What Senta Dreams (Under General Anesthesia)

I. August

I dreamed of Jersey cows
their root beer colored deco eyes wide as my daughter’s wide as someday

when I explain about the moon and the waves and how a thing can pull another
in unseen directions in an endlessness that rewards human waiting. Even as we sleep.

Our waiting is encouraged by cycles, I point out, on this day. And drastic is best.
We’re made hopeful by the topic of transformation.

I dreamed of yogurt pooled in lava flows of tart at our feet

our heels and ankles anchored as we, sand-bound, wind-swept
re-spent a day at the beach leaning back against changeless charming sky, the sea

reaching forward, receding in mist hisses
audible dissolution of legendary lunar output

until something me broke through pulling something me and
without added effort of courage I woke up.

II. June

Since I can never know what Senta dreams even when she tells me
I will tell you in my own words.

Progress, momentum, and homecoming. And not necessarily in that order.
Watching the time in Seasons. Seeing this body.
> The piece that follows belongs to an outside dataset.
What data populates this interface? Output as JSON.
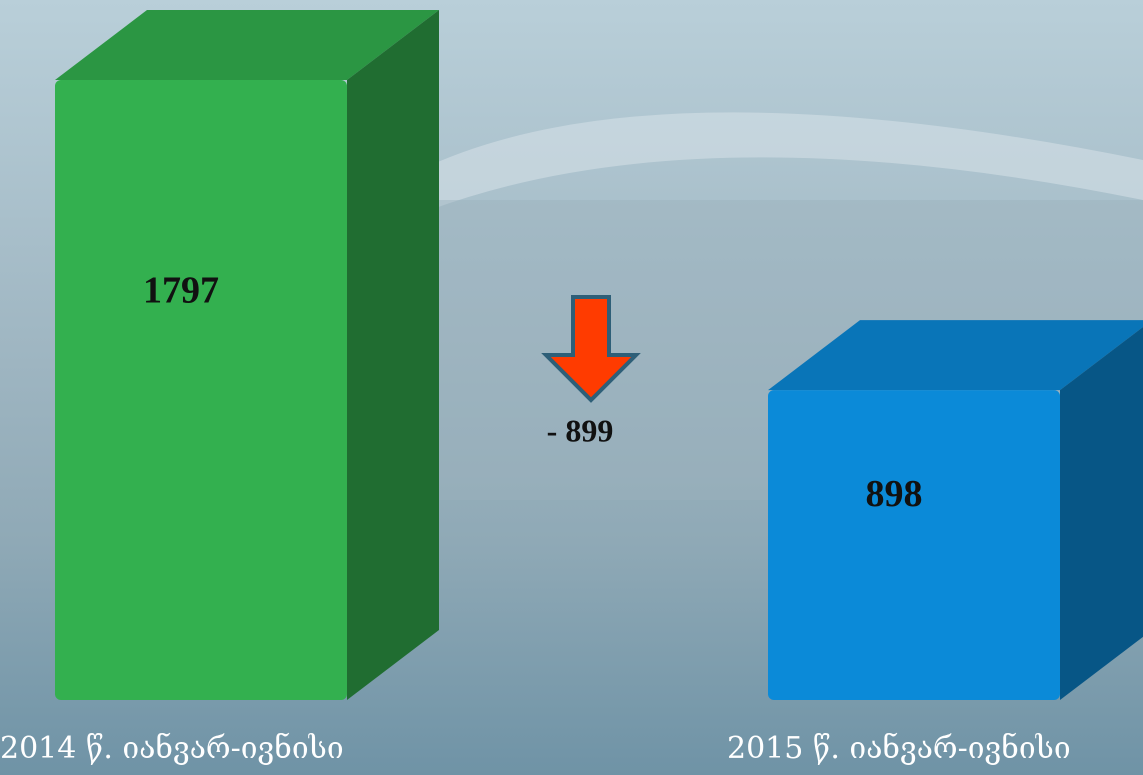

When the urge to sort finds me I remind myself how I was born and belong
to transformation. Beyond which there’s only beauty and the sublime

and that big hug that Amma gives out at the convention center

oblivion promise of a falling where
plasma filled void muffles

shutting eyes
closed even against rose petals and jasmine in where

you hear the whole empty chamber of your voice
your sighs, and thoughts as deliberate as arrows.